Commentary

The application of cavity liners before restoring deep carious lesions has been widely practised over the last few decades.1 Cavity liners have been defined as 'materials that are applied as a thin layer to seal the dentine floor and walls of the cavity from the influx of bacteria and irritants from restorative procedures.'2These materials aim to encourage the development of reactionary dentine and remineralisation.1More recently, stepwise and partial caries excavation has challenged the traditional method of complete caries removal followed by the application of a cavity liner.3, 4, 5

The authors of this study aimed to evaluate the risk of failure with (control group) or without (experimental group) the use of a cavity liner following the removal of primary carious lesions after at least one-year. A comprehensive search strategy was used to identify randomised clinical trials. The authors gave an account of the search terms and Boolean operators used. A flow chart showing the number of studies returned was also shown. The screening of grey literature, hand searching, contacting authors and placing no language or date restrictions added to the robustness of the search.

Two reviewers assessed titles and abstracts together with risk of bias as outlined by the Cochrane Collaboration. The level of agreement between reviewers was not given. Data from three studies with a combined total of 130 carious lesions in primary teeth in 89 patients with a follow-up from 36 to 53 months were included. The included studies were carried out in Brazil by one team in a secondary care setting. They were all considered to have a high risk of bias, which should raise doubts about the applicability of this study. Calcium hydroxide was the liner of choice in all three studies. Gutta percha was used as a placebo liner in one of the included studies. All teeth were subsequently restored with composite resin under rubber dam. Yearly drop outs ranged from between 5 to 12%.

The authors used an intention-to-treat and per-protocol analysis to account for possible attrition bias. No statistically significant differences were found between the control and experimental groups. The results indicated fewer failures in the group without a lining when using both the intention-to-treat (RR = 0.71 (95% CI 0.49 – 1.04) and per-protocol analyses (RR = 0.52 (95% CI 0.24 – 1.10). Acid etching and dentine bonding agents may have negated the potential benefits of using calcium hydroxide.6The use of calcium hydroxide would have also reduced the area for bonding.

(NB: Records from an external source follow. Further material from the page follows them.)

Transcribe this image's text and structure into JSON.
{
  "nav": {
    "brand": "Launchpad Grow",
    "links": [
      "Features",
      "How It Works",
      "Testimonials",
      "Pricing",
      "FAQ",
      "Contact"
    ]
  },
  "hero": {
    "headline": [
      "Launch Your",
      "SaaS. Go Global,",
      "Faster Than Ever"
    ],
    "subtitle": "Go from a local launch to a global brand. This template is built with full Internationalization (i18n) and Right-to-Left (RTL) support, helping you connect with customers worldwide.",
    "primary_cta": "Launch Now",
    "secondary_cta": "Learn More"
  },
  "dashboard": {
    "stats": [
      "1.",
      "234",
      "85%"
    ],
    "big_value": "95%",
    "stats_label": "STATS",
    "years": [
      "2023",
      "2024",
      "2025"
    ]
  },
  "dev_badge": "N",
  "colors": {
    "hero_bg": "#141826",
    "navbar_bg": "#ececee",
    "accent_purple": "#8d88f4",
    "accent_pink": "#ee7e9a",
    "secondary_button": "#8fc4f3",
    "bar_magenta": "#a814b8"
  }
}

The authors conclude that their findings cannot be used to 'recommend or refute the use of calcium hydroxide after caries removal' as the included studies have been restricted to primary teeth after selective excavation of caries and the use of only one liner (calcium hydroxide). Confounding factors such as the restorative material, bonding procedure, operator, age of patient, caries risk and extent of restoration should be taken into account. They can all influence the risk of failure.

It is the remaining dentine thickness following cavity preparation that has a greater influence on odontoblast survival and dentine repair activity than the restorative material or liner used.7The preservation of dentine should be the primary focus rather than the choice of lining material when managing deep carious lesions. Dentists may, therefore, need to appraise their management of deep carious lesions and the use of cavity liners with increasing evidence to support a minimally invasive approach.3, 4, 5

Practice point

  • Acid etching and dentine bonding agents can adversely affect the properties of calcium hydroxide.

  • The patients' caries risk and motivation should be taken into account when electing to use a minimally invasive approach.